Add 20µL of extracted RNA sample or positive control to the PCR strip tube following the planned layout. Use the 1:100 diluted samples for the wells being used for the PMMoV assay. After transferring, pipette gently to mix. Keep the PCR strips on ice while loading.
For the non-template control: pipette 20µL of molecular grade water into a PCR tube in place of adding extracted RNA.
Place a Qiagen QIAcuity 26k 24-well Nanoplate onto the Nanoplate protection tray. If the tray is not used, dust can collect on the bottom side of the plate and interfere with the imaging step. Occasionally wipe the tray with 70% ethanol to clean dust.

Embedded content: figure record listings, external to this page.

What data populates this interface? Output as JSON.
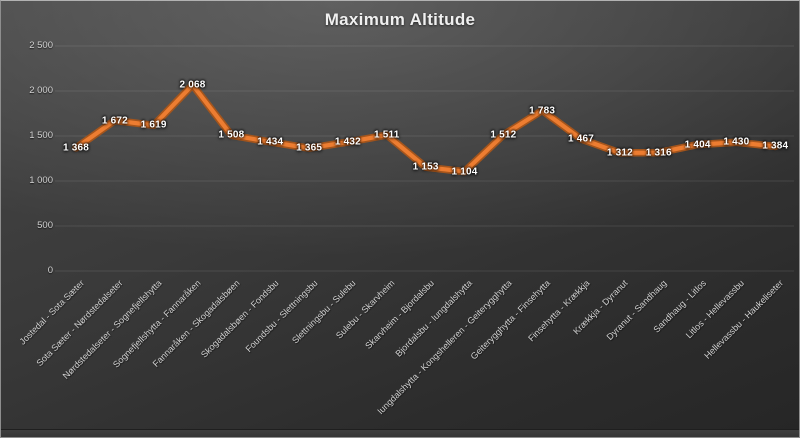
{
  "chart_data": {
    "type": "line",
    "title": "Maximum Altitude",
    "categories": [
      "Jostedal - Sota Sæter",
      "Sota Sæter - Nørdstedalseter",
      "Nørdstedalseter - Sognefjellshytta",
      "Sognefjellshytta - Fannaråken",
      "Fannaråken - Skogadalsbøen",
      "Skogadalsbøen - Fondsbu",
      "Foundsbu - Slettningsbu",
      "Slettningsbu - Sulebu",
      "Sulebu - Skarvheim",
      "Skarvheim - Bjordalsbu",
      "Bjordalsbu - Iungdalshytta",
      "Iungdalshytta - Kongshelleren - Geiterygghytta",
      "Geiterygghytta - Finsehytta",
      "Finsehytta - Krækkja",
      "Krækkja - Dyranut",
      "Dyranut - Sandhaug",
      "Sandhaug - Litlos",
      "Litlos - Hellevassbu",
      "Hellevassbu - Haukeliseter"
    ],
    "values": [
      1368,
      1672,
      1619,
      2068,
      1508,
      1434,
      1365,
      1432,
      1511,
      1153,
      1104,
      1512,
      1783,
      1467,
      1312,
      1316,
      1404,
      1430,
      1384
    ],
    "data_labels": [
      "1 368",
      "1 672",
      "1 619",
      "2 068",
      "1 508",
      "1 434",
      "1 365",
      "1 432",
      "1 511",
      "1 153",
      "1 104",
      "1 512",
      "1 783",
      "1 467",
      "1 312",
      "1 316",
      "1 404",
      "1 430",
      "1 384"
    ],
    "xlabel": "",
    "ylabel": "",
    "ylim": [
      0,
      2500
    ],
    "yticks": [
      0,
      500,
      1000,
      1500,
      2000,
      2500
    ],
    "ytick_labels": [
      "0",
      "500",
      "1 000",
      "1 500",
      "2 000",
      "2 500"
    ],
    "grid": true,
    "legend": "none",
    "data_label_position": "center",
    "xtick_rotation_deg": 45,
    "colors": {
      "line": "#ED7D31",
      "line_edge": "#A5551C",
      "data_label": "#FFFFFF",
      "axis_text": "#D2D2D2",
      "gridline": "rgba(255,255,255,0.10)",
      "title": "#F0F0F0"
    }
  }
}
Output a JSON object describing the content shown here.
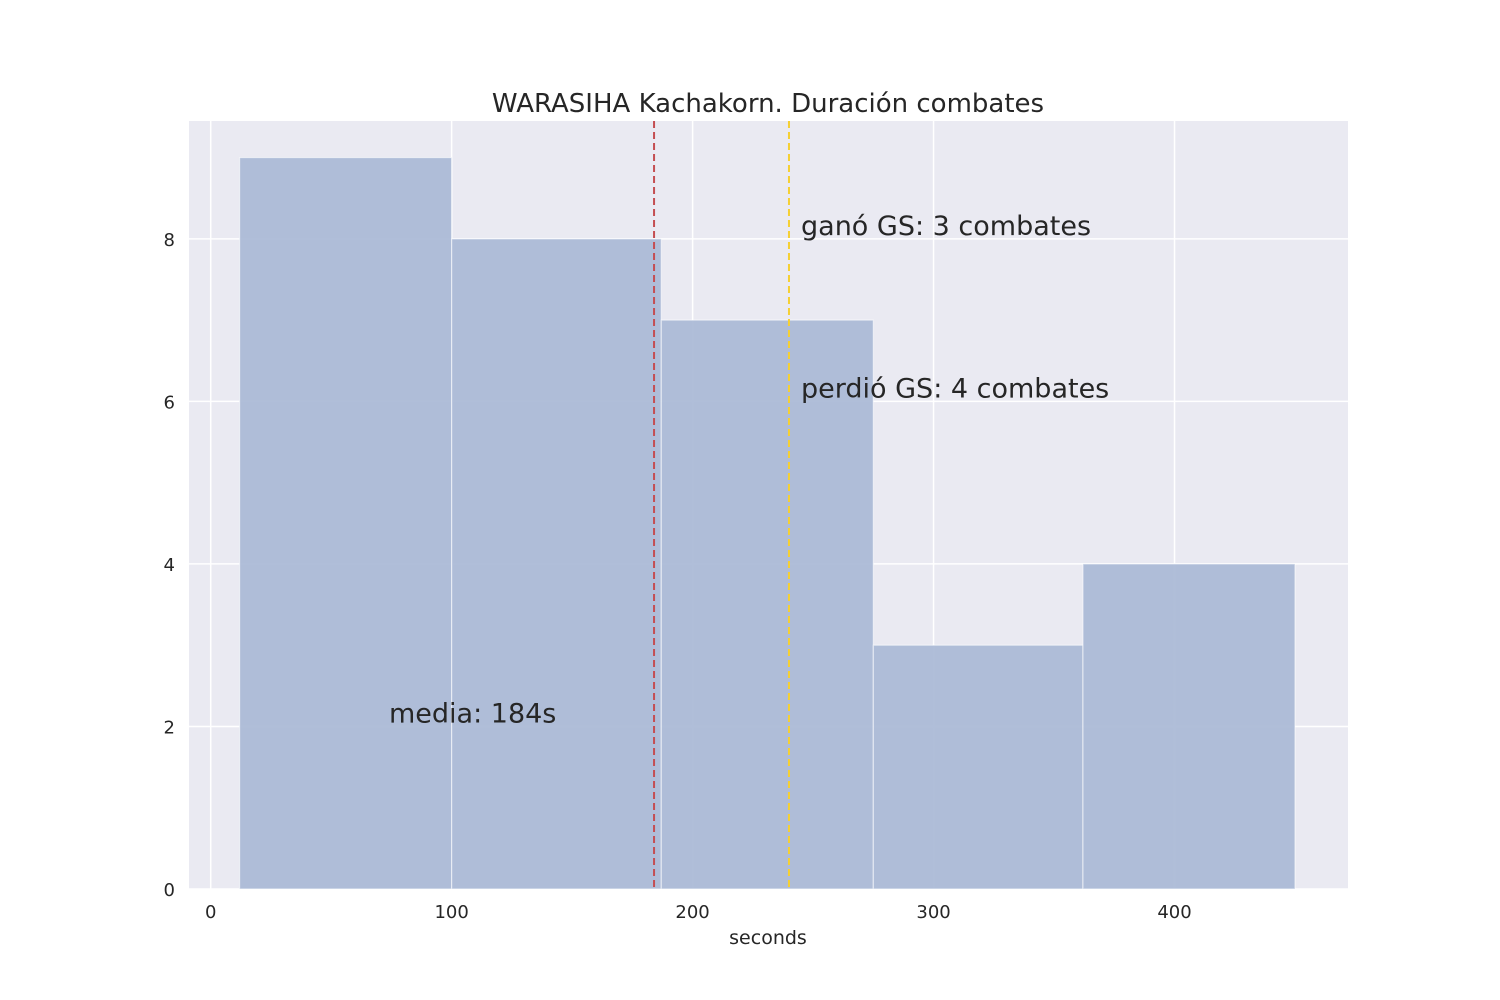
{
  "chart_data": {
    "type": "bar",
    "title": "WARASIHA Kachakorn. Duración combates",
    "xlabel": "seconds",
    "ylabel": "",
    "xlim": [
      -9,
      472
    ],
    "ylim": [
      0,
      9.45
    ],
    "xticks": [
      0,
      100,
      200,
      300,
      400
    ],
    "yticks": [
      0,
      2,
      4,
      6,
      8
    ],
    "grid": true,
    "bins": [
      {
        "start": 12,
        "end": 100,
        "count": 9
      },
      {
        "start": 100,
        "end": 187,
        "count": 8
      },
      {
        "start": 187,
        "end": 275,
        "count": 7
      },
      {
        "start": 275,
        "end": 362,
        "count": 3
      },
      {
        "start": 362,
        "end": 450,
        "count": 4
      }
    ],
    "lines": [
      {
        "x": 184,
        "color": "#c44e52",
        "style": "dashed"
      },
      {
        "x": 240,
        "color": "#f5d033",
        "style": "dashed"
      }
    ],
    "annotations": [
      {
        "text": "ganó GS: 3 combates",
        "x": 245,
        "y": 8.05,
        "color": "#262626"
      },
      {
        "text": "perdió GS: 4 combates",
        "x": 245,
        "y": 6.05,
        "color": "#262626"
      },
      {
        "text": "media: 184s",
        "x": 74,
        "y": 2.05,
        "color": "#c44e52"
      }
    ],
    "colors": {
      "bar": "#a9b9d6",
      "background": "#eaeaf2",
      "grid": "#ffffff"
    }
  }
}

Using a multichannel pipette, transfer 39µL of solution from the PCR strips to their respective location on the Nanoplate. Be careful to not transfer air bubbles during this step.
Carefully seal the Nanoplate with a Nanoplate seal and the roller provided with the QIAcuity Instrument.

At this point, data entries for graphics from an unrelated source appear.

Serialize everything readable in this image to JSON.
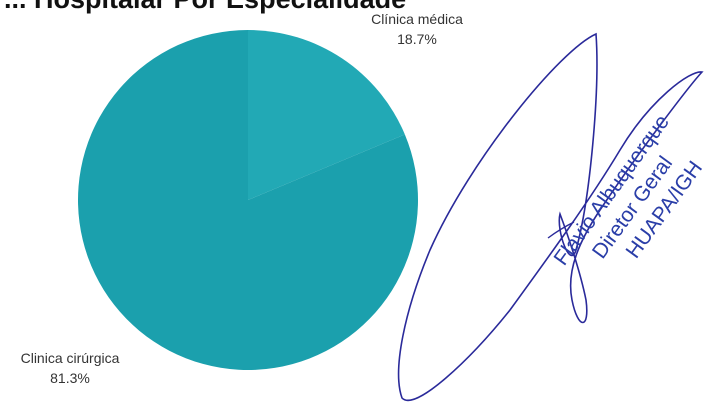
{
  "chart_data": {
    "type": "pie",
    "title": "... Hospitalar Por Especialidade",
    "slices": [
      {
        "label": "Clínica médica",
        "value": 18.7,
        "value_label": "18.7%",
        "color": "#22a9b5"
      },
      {
        "label": "Clinica cirúrgica",
        "value": 81.3,
        "value_label": "81.3%",
        "color": "#1ba0ad"
      }
    ],
    "legend": "none"
  },
  "stamp": {
    "name": "Flavio Albuquerque",
    "role": "Diretor Geral",
    "unit": "HUAPA/IGH",
    "color": "#2a3ea8"
  }
}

Place the sealed plate in the plate drawer inside the QIAcuity instrument.
Equipment
| Value | Label |
|---|---|
| QIAcuity One, 5-plex | NAME |
| dPCR | TYPE |
| Qiagen | BRAND |
| 911021 | SKU |
Setup the plate by selecting "New Plate". Name the plate and choose the plate type "Nanoplate 26k 24-well".
In the dPCR Parameters section under the Priming tab, select the Qiagen Standard Priming Profile.

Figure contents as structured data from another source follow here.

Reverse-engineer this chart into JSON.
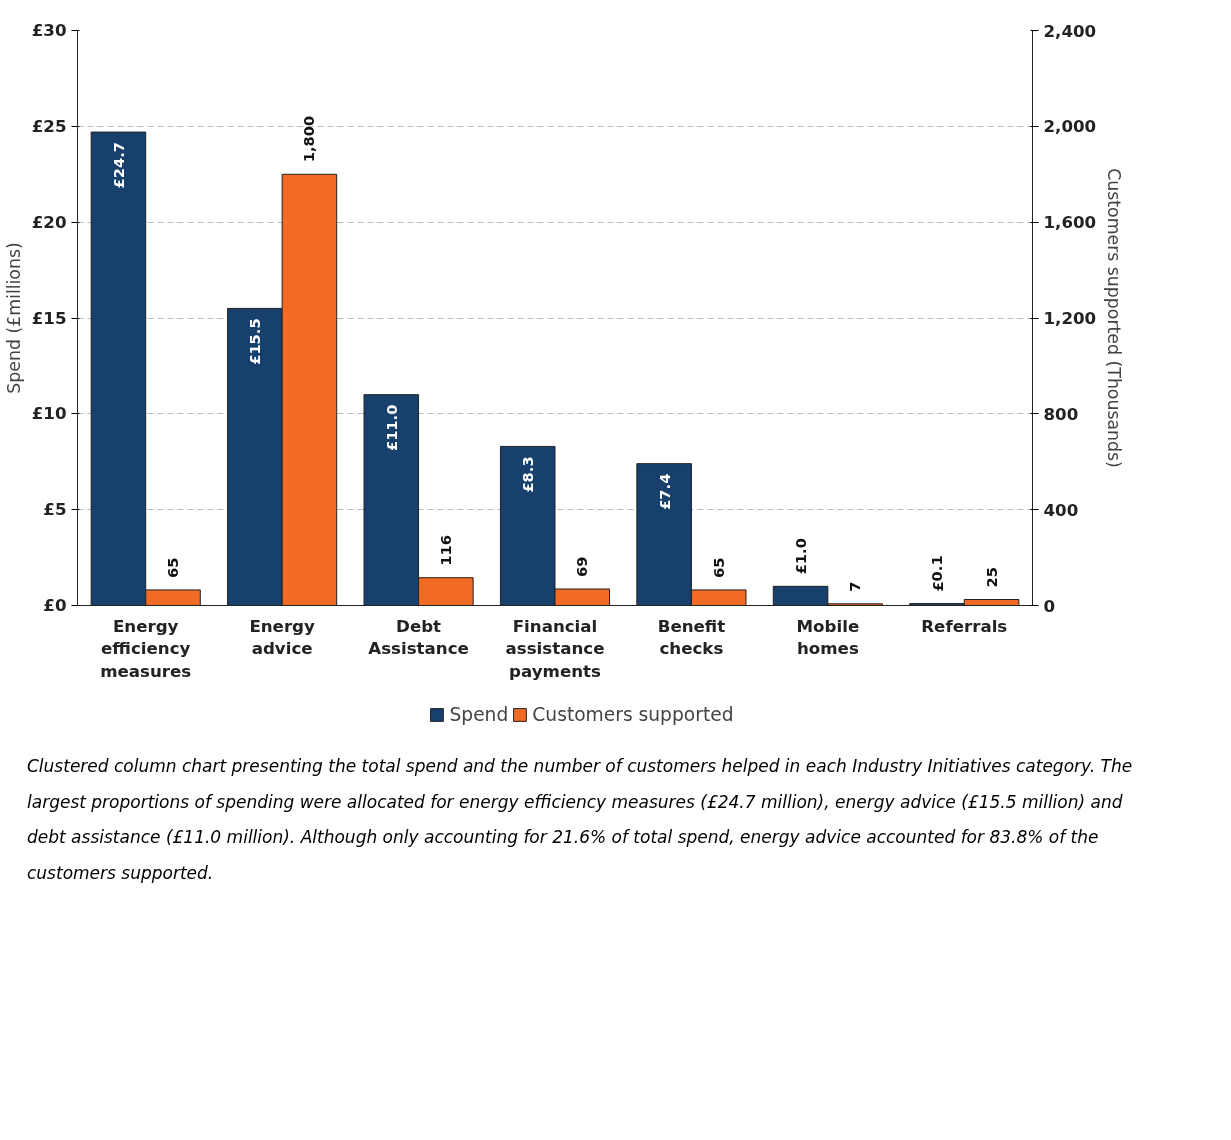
{
  "chart_data": {
    "type": "bar",
    "categories": [
      "Energy\nefficiency\nmeasures",
      "Energy\nadvice",
      "Debt\nAssistance",
      "Financial\nassistance\npayments",
      "Benefit\nchecks",
      "Mobile\nhomes",
      "Referrals"
    ],
    "series": [
      {
        "name": "Spend",
        "color": "#17406d",
        "values": [
          24.7,
          15.5,
          11.0,
          8.3,
          7.4,
          1.0,
          0.1
        ],
        "value_labels": [
          "£24.7",
          "£15.5",
          "£11.0",
          "£8.3",
          "£7.4",
          "£1.0",
          "£0.1"
        ]
      },
      {
        "name": "Customers supported",
        "color": "#f26b25",
        "axis": "y2",
        "values": [
          65,
          1800,
          116,
          69,
          65,
          7,
          25
        ],
        "value_labels": [
          "65",
          "1,800",
          "116",
          "69",
          "65",
          "7",
          "25"
        ]
      }
    ],
    "ylim": [
      0,
      30
    ],
    "yticks": [
      {
        "value": 0,
        "label": "£0"
      },
      {
        "value": 5,
        "label": "£5"
      },
      {
        "value": 10,
        "label": "£10"
      },
      {
        "value": 15,
        "label": "£15"
      },
      {
        "value": 20,
        "label": "£20"
      },
      {
        "value": 25,
        "label": "£25"
      },
      {
        "value": 30,
        "label": "£30"
      }
    ],
    "y2lim": [
      0,
      2400
    ],
    "y2ticks": [
      0,
      400,
      800,
      {
        "value": 1200,
        "label": "1,200"
      },
      {
        "value": 1600,
        "label": "1,600"
      },
      {
        "value": 2000,
        "label": "2,000"
      },
      {
        "value": 2400,
        "label": "2,400"
      }
    ],
    "ylabel": "Spend (£millions)",
    "y2label": "Customers supported (Thousands)",
    "grid": "y",
    "legend": "bottom",
    "annotations": [
      "Clustered column chart presenting the total spend and the number of customers helped in each Industry Initiatives category. The largest proportions of spending were allocated for energy efficiency measures (£24.7 million), energy advice (£15.5 million) and debt assistance (£11.0 million). Although only accounting for 21.6% of total spend, energy advice accounted for 83.8% of the customers supported."
    ]
  }
}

Under the Cycling tab create the cycling conditions shown below. These are the conditions recommended by the GT Molecular Wastewater Surveillance Guide.
In the Imaging tab create the conditions shown below. These settings are different from the GT Molecular recommended settings, but provides less frequent saturation errors.
Navigate to "Reaction mixes". Create reaction mixes named "N1-N2-BCoV Triplex Assay" and "PMMoV Assay" that contain the following details.
Navigate to "Samples and controls". Add samples names that are being quantified on this run. Extraction controls should be added as samples. Under the "Controls" tab create both a "N1-N2-BCoV Positive Control" and a "PMMoV Positive Control". Under the Non Template Controls" tab create a "N1-N2-BCoV dPCRNeg" and a "PMMoV dPCRNeg".
Navigate to "Plate Layout". Assign reaction mixes, samples and controls to their wells. Save plate and exit the setup.
On the QIAcuity tablet, select the plate and run the reaction.
Analysis and Interpretations
When the QIAcuity run is complete, ensure the image transfer is marked as complete in the QIAcuity Software Suite before inspecting the data.
Open the plate results by selecting "Analysis". Select all the wells and targets before selecting "Show results".
In the 1D Scatterplot tab verify that the automatic threshold is accurately placed between the negative and positive partitions. If needed, adjust the threshold placement to the accurate position.
Use the "Export to CSV" button in the List tab to export the data.
Index: Preparation of Bovilis Coronavirus
5mL pre-chilled molecular grade water and swirl to mix.
Aliquot 100µL stock in sterile 1.5 mL tubes and label each tube BCoVND (non-diluted). Store BCoVND at-80°C
Dilute 60µL BCoVND with 540µLpre-chilled molecular grade water and pipette to mix. Briefly centrifuge. Label this tube BCoVINT (intermediate).
Dilute 500µL BCoVINT with 49.5mL pre-chilled molecular grade water and invert to mix. Aliquot 1mL of BCoVworking into sterile 1.5 mL tubes and store aliquots at -80°C.
To quantify the BCoV spike, extract the RNA of an aliquot of BCoVworking in triplicate.
Add 100µL of BCoVworking working into three 1.5 mL tubes.
To each tube add 6µL 2-mercaptoethanol and 600µL PM1 from the Qiagen AllPrep PowerViral DNA/RNA Kit and invert to mix.
Microcentrifuge the tubes at 13000x g,0h 0m 0s for 1 minute.
Add the supernatant to the center column of a rotor adapter and continue the extraction in the Qiagen QIAcube.
Quantify the extracted BCoVworking RNA by analyzing the extraction triplicates using the same dPCR steps beginning in the Detection and Quantification section .
To calculate BCoVworking concentration, use the average measured concentration in copies/microL of the 3 replicates analyzed by dPCR.
Index: Imaging Errors
The QIAcuity instrument may show an error when viewing results that a "channel has reached saturation". To resolve this error, reduce the imaging gain and exposure duration and re-image the plate.